Is this for cross-language doc generation? Refactoring tools? Something else?
Are there any concrete examples of a tool built on top of this that would otherwise be impossible / very difficult?
Google uses this approach internally to generate cross-references for a huge, heterogeneous multi-language codebase. Linking across generated code, connecting documentation to its references, and exposing all those features in editors, code browsers, code-review tools, and so forth, are all a lot easier when that information has a common representation.
And of course, those problems exist even in much smaller codebases. Kythe isn't really a "product", but rather an interlanguage for tools that manipulate source code.
That's a concise explanation. Thanks.
Of course, the bottleneck is always in achieving widespread integration with existing tooling. Your overview lists requirements for compiler and build system instrumentation alike, as well as tools that then consume and filter the graph data. It'll be interesting to see if Kythe gains the needed mindshare for this.
Shared IR (graph schema) and optimizers. Pluggable front ends (syntax viewers, editors, etc.) and backends (languages).
For those interested in code analysis and dev tools, another library you might want to check out is srclib (I'm one of the authors). srclib is an open-source polyglot code analysis library designed for editors and code explorers. Its mission, supporting a common language-independent schema to support building better language-aware tools, is closely aligned with Kythe's. There's documentation and a succinct description of the problem we're trying to solve at https://srclib.org.
srclib currently supports Go, Java, Python, JavaScript, Ruby, Haskell, and soon PHP. There's a simple command line API that editor plugins can call, and currently there are srclib plugins for Emacs, Sublime, and Atom. srclib also powers https://sourcegraph.com.
I'm looking forward to seeing where Kythe goes and hopefully integrating Kythe and srclib. I think this is a huge step forward toward better tools for programmers. Just ask anyone who works/used to work at Google about the quality of their internal dev tools vs. the outside world. Thanks to the Kythe team for sharing this with the world!
If there's a lot of custom logic, then it might be better to write an ad hoc tool that checks the AST of the Java against the AST of the C#. srclib and I think also Kythe are designed for building tools that want to be language-agnostic, rather than digging into specific language behavior.

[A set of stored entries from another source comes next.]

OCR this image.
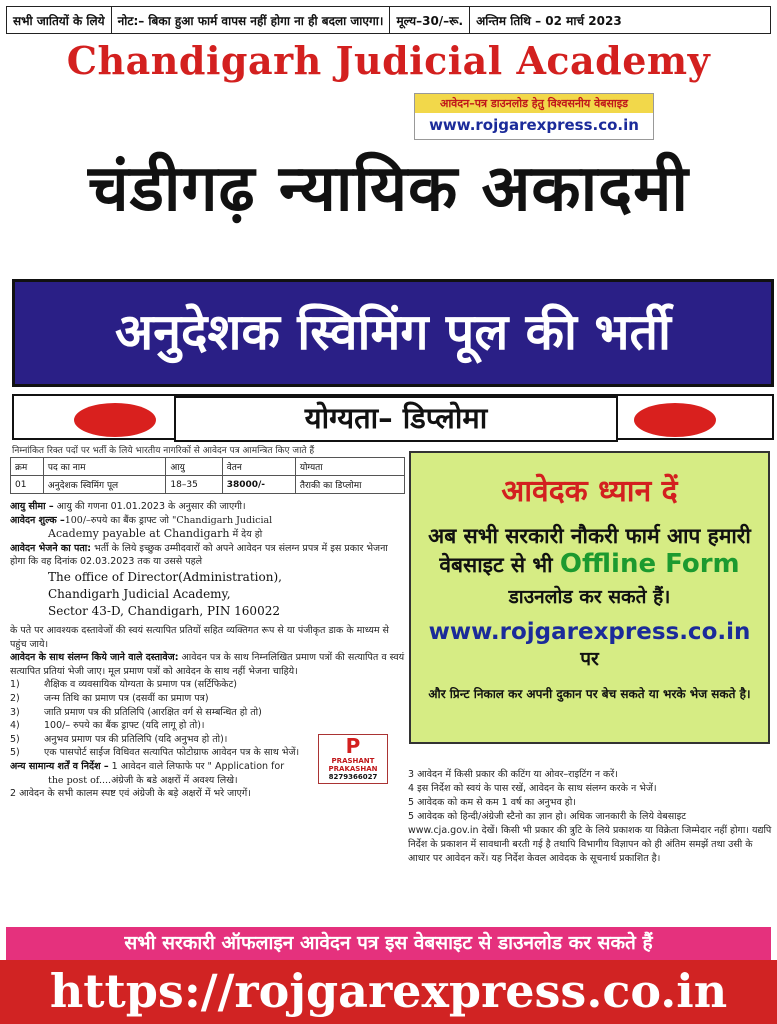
सभी जातियों के लिये	नोट:– बिका हुआ फार्म वापस नहीं होगा ना ही बदला जाएगा।	मूल्य–30/–रू.	अन्तिम तिथि – 02 मार्च 2023
Chandigarh Judicial Academy
आवेदन–पत्र डाउनलोड हेतु विश्वसनीय वेबसाइड
www.rojgarexpress.co.in
चंडीगढ़ न्यायिक अकादमी
अनुदेशक स्विमिंग पूल की भर्ती
योग्यता– डिप्लोमा
निम्नांकित रिक्त पदों पर भर्ती के लिये भारतीय नागरिकों से आवेदन पत्र आमन्त्रित किए जाते हैं
क्रम	पद का नाम	आयु	वेतन	योग्यता
01	अनुदेशक स्विमिंग पूल	18–35	38000/-	तैराकी का डिप्लोमा
आयु सीमा – आयु की गणना 01.01.2023 के अनुसार की जाएगी।
आवेदन शुल्क –100/–रुपये का बैंक ड्राफ्ट जो "Chandigarh Judicial
Academy payable at Chandigarh में देय हो
आवेदन भेजने का पता: भर्ती के लिये इच्छुक उम्मीदवारों को अपने आवेदन पत्र संलग्न प्रपत्र में इस प्रकार भेजना होगा कि वह दिनांक 02.03.2023 तक या उससे पहले
The office of Director(Administration),
Chandigarh Judicial Academy,
Sector 43-D, Chandigarh, PIN 160022
के पते पर आवश्यक दस्तावेजों की स्वयं सत्यापित प्रतियों सहित व्यक्तिगत रूप से या पंजीकृत डाक के माध्यम से पहुंच जाये।
आवेदन के साथ संलग्न किये जाने वाले दस्तावेज: आवेदन पत्र के साथ निम्नलिखित प्रमाण पत्रों की सत्यापित व स्वयं सत्यापित प्रतियां भेजी जाए। मूल प्रमाण पत्रों को आवेदन के साथ नहीं भेजना चाहिये।
1)	शैक्षिक व व्यवसायिक योग्यता के प्रमाण पत्र (सर्टिफिकेट)
2)	जन्म तिथि का प्रमाण पत्र (दसवीं का प्रमाण पत्र)
3)	जाति प्रमाण पत्र की प्रतिलिपि (आरक्षित वर्ग से सम्बन्धित हो तो)
4)	100/– रुपये का बैंक ड्राफ्ट (यदि लागू हो तो)।
5)	अनुभव प्रमाण पत्र की प्रतिलिपि (यदि अनुभव हो तो)।
5)	एक पासपोर्ट साईज विधिवत सत्यापित फोटोग्राफ आवेदन पत्र के साथ भेजें।
अन्य सामान्य शर्तें व निर्देश – 1 आवेदन वाले लिफाफे पर " Application for
the post of....अंग्रेजी के बडे अक्षरों में अवश्य लिखे।
2 आवेदन के सभी कालम स्पष्ट एवं अंग्रेजी के बड़े अक्षरों में भरे जाएगें।
आवेदक ध्यान दें
अब सभी सरकारी नौकरी फार्म आप हमारी
वेबसाइट से भी Offline Form
डाउनलोड कर सकते हैं।
www.rojgarexpress.co.in पर
और प्रिन्ट निकाल कर अपनी दुकान पर बेच सकते या भरके भेज सकते है।
P
PRASHANT PRAKASHAN
8279366027	3 आवेदन में किसी प्रकार की कटिंग या ओवर–राइटिंग न करें।
4 इस निर्देश को स्वयं के पास रखें, आवेदन के साथ संलग्न करके न भेजें।
5 आवेदक को कम से कम 1 वर्ष का अनुभव हो।
5 आवेदक को हिन्दी/अंग्रेजी स्टैनो का ज्ञान हो। अधिक जानकारी के लिये वेबसाइट
www.cja.gov.in देखें। किसी भी प्रकार की त्रुटि के लिये प्रकाशक या विक्रेता जिम्मेदार नहीं होगा। यद्यपि निर्देश के प्रकाशन में सावधानी बरती गई है तथापि विभागीय विज्ञापन को ही अंतिम समझें तथा उसी के आधार पर आवेदन करें। यह निर्देश केवल आवेदक के सूचनार्थ प्रकाशित है।
सभी सरकारी ऑफलाइन आवेदन पत्र इस वेबसाइट से डाउनलोड कर सकते हैं
https://rojgarexpress.co.in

I think an interesting possible application of this tool would be source-to-source compilation between languages. For example, once Objective-C support is added, could Kythe be the basis for something like j2objc?
"Kythe
A pluggable, (mostly) language-agnostic ecosystem for building tools that work with code."
For me, this is the best of all the listed "overviews", albeit still not fully clear.
The big features I'd like to see are more around collaboration and remote execution. The ability to share, search, remotely debug a big stack easily would be great. Github has taken some big steps forward on that but I'd love wrap that up into the editor. Use cases like natively connecting to a coworker's editor and see what is failing or review some code.
Is there search built-in or planned? I see some discussion in the storage format section, but only as a negative statement.